The table was set to Latin based encoding, so that need to be changed as well:

So now I was pleased with myself. I could insert some Emoji characters into the DB. So I fired up the character palette and inserted an Emoji: ?.

#FAIL

So now I dropped down to try and create the simplest situation possible. I tried modifying the my.cnf file to support UTF-8, used the mysql command line, and everything else under the sun. Didn’t work . I began to think that I had somehow done something wrong to MySQL in the past, and now it was getting even. So I slept on it and swore to mend my ways and try to do good deeds to bring up my karma ratings.

I then discovered that MySQL only had PARTIAL support for UTF-8 characters, and there is full support in the UTF8mb4 setting. So now I headed back to MySQL, and quite pleased with myself, set it to UTF8mb4, and inserted a smiley face into MySQL, and it showed up!

I broke out the champagne, grabbed my wife’s slipper, took the lampshade from the living room, and headed out to celebrate. Just a last test, I checked out app to make sure I could see the Emoji characters, and again I was confronted by crapped empty boxes that meant that UTF-8 support was still broken. The champagne went back in the fridge, slipper back in the closet, and lampshade off my head and back on the lamp. I needed to dig deeper.

So I fired up the IRB command line interpreter for Ruby, and pasted in all the class definitions for the DB. Then I tried to add and query Emoji characters in the DB. The characters that were in the DB were returned fine. I also tried to populate the DB via ActiveRecord, and the only way I could get Emoji characters in the DB was via the slash notation “u2122”. But when I tried to use a straight unicode character, such as “?”, it would fail.
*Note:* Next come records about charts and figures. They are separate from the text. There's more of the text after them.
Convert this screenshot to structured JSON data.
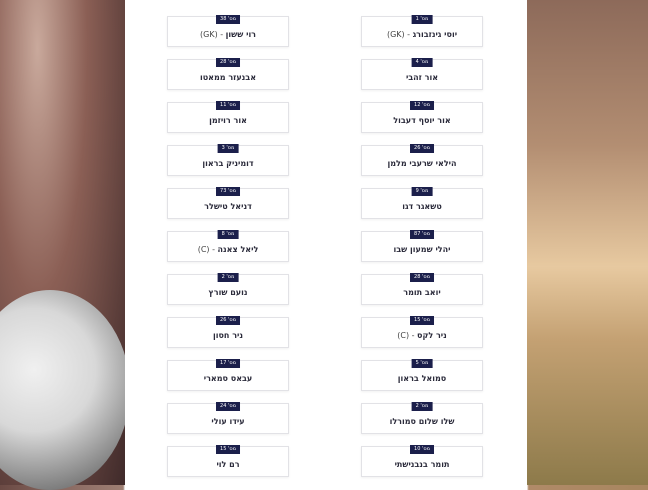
{
  "badge_prefix": "מס'",
  "colors": {
    "badge_bg": "#1b1f4b",
    "card_border": "#e2e2e6"
  },
  "right_column": [
    {
      "number": "1",
      "name": "יוסי גינזבורג",
      "suffix": " - (GK)"
    },
    {
      "number": "4",
      "name": "אור זהבי",
      "suffix": ""
    },
    {
      "number": "12",
      "name": "אור יוסף דעבול",
      "suffix": ""
    },
    {
      "number": "26",
      "name": "הילאי שרעבי מלמן",
      "suffix": ""
    },
    {
      "number": "9",
      "name": "טשאגר דגו",
      "suffix": ""
    },
    {
      "number": "87",
      "name": "יהלי שמעון שבו",
      "suffix": ""
    },
    {
      "number": "28",
      "name": "יואב תומר",
      "suffix": ""
    },
    {
      "number": "15",
      "name": "ניר לקס",
      "suffix": " - (C)"
    },
    {
      "number": "5",
      "name": "סמואל בראון",
      "suffix": ""
    },
    {
      "number": "2",
      "name": "שלו שלום סמורלו",
      "suffix": ""
    },
    {
      "number": "10",
      "name": "תומר בנבנישתי",
      "suffix": ""
    }
  ],
  "left_column": [
    {
      "number": "38",
      "name": "רוי ששון",
      "suffix": " - (GK)"
    },
    {
      "number": "28",
      "name": "אבנעזר ממאטו",
      "suffix": ""
    },
    {
      "number": "11",
      "name": "אור רויזמן",
      "suffix": ""
    },
    {
      "number": "3",
      "name": "דומיניק בראון",
      "suffix": ""
    },
    {
      "number": "73",
      "name": "דניאל טישלר",
      "suffix": ""
    },
    {
      "number": "8",
      "name": "ליאל צאנה",
      "suffix": " - (C)"
    },
    {
      "number": "2",
      "name": "נועם שורץ",
      "suffix": ""
    },
    {
      "number": "26",
      "name": "ניר חסון",
      "suffix": ""
    },
    {
      "number": "17",
      "name": "עבאס סמארי",
      "suffix": ""
    },
    {
      "number": "24",
      "name": "עידו עולי",
      "suffix": ""
    },
    {
      "number": "15",
      "name": "רם לוי",
      "suffix": ""
    }
  ]
}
So I fought with it for a while, and decided that the Ruby strings were encoded incorrectly, and attempted to use straight ASCII strings with slash encoded (“u2122”) unicode characters. This was painful, and the user can add in any character, and I would have to pull out the unicode characters and escape them. I got it done, and before head back to the champagne, tried it again and it STILL FAILED.

#sadface

The then decided to sleep. Sleep is good. Sleep helps. When I woke up, I took another run at it. How is it different? What could possible be the difference between slash notation in ASCII and UTF-8 encoded then turned in ASCII slash notation? Then I tried all my tests again. And this time, instead of using a random unicode code (“u2430”), I figured out the Emoji character that was failing and the code associated with it. I was using the closed eyed smily, and the unicode code as something like “u1F3212”. When I converted that to slash notation, I got back “uF3212”. Wait a minute! I lost a digit! So then I tried the ones that were in the DB that worked, and it turns out they were 2 byte Emoji characters. When I tried those, our app worked fine with UTF-8 characters. So something was messaged up with 3 byte UTF-8 characters.
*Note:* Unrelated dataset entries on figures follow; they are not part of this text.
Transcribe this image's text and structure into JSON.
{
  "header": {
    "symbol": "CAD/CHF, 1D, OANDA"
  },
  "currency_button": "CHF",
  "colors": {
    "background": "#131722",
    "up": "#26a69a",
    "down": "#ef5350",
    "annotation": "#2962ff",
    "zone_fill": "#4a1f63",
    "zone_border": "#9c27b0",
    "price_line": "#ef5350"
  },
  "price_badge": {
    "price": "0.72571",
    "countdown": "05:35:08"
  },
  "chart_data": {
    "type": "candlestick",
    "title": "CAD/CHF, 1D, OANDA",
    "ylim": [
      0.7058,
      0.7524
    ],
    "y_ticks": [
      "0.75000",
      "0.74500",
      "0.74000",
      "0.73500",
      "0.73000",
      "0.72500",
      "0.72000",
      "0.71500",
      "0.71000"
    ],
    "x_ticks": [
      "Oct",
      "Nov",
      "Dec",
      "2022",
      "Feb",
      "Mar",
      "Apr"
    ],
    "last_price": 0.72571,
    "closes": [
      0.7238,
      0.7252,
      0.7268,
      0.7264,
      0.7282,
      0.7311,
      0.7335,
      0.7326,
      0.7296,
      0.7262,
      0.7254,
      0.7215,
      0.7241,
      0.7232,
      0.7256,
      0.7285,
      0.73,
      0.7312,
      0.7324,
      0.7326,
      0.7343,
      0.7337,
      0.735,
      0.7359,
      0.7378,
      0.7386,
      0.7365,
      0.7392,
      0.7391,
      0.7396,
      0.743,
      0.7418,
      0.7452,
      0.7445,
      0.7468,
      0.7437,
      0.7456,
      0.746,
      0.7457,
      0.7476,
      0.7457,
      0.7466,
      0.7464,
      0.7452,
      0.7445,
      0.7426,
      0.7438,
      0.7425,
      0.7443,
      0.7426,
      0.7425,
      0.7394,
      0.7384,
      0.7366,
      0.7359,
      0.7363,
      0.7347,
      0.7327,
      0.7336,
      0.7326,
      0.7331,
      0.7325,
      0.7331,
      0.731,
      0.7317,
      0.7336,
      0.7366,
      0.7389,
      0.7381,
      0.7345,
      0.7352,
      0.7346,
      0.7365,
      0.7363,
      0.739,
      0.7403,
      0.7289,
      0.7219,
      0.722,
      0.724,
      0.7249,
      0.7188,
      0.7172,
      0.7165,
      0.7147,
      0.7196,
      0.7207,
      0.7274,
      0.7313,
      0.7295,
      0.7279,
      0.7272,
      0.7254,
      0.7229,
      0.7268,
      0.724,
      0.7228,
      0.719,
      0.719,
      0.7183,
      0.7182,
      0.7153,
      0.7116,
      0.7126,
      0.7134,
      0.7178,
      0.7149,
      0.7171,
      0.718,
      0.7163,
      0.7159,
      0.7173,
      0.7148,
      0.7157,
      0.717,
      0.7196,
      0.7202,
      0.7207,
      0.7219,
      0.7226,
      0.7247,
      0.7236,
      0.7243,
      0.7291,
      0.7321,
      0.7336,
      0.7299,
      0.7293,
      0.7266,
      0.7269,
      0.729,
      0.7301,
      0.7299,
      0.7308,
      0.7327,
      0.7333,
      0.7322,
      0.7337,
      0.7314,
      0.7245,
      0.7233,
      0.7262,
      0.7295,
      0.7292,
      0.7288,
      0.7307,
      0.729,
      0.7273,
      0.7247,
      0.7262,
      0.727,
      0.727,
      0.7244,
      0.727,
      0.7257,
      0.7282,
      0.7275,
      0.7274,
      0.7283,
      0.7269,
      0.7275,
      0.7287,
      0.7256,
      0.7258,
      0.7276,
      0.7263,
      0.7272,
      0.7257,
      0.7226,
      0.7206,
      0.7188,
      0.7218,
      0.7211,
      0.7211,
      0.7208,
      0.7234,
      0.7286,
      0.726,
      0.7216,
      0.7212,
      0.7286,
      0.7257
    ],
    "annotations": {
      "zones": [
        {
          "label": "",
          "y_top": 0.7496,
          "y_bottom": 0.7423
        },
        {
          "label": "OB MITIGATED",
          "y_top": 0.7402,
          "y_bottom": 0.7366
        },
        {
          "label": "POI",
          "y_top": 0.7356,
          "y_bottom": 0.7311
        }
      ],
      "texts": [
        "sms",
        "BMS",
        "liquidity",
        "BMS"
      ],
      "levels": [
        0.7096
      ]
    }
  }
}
Digging a bit more, I discovered that the JSON gem has issues with 3 byte UTF-8 characters. I found this posting on stack overflow to work around it:

http://stackoverflow.com/questions/683989/how-do-you-deal-with-the-conflict-between-activesupportjson-and-the-json-gem

Adding in:

if defined?(ActiveSupport::JSON)
[Object, Array, FalseClass, Float, Hash, Integer, NilClass, String, TrueClass].each do |klass|
klass.class_eval do
def to_json(*args)
super(args)
end
def as_json(*args)
super(args)
end
end
end
end

resolved the issue.

So to recap, the issue had many layers. MySQL, ActiveRecord, mysql gem, and JSON.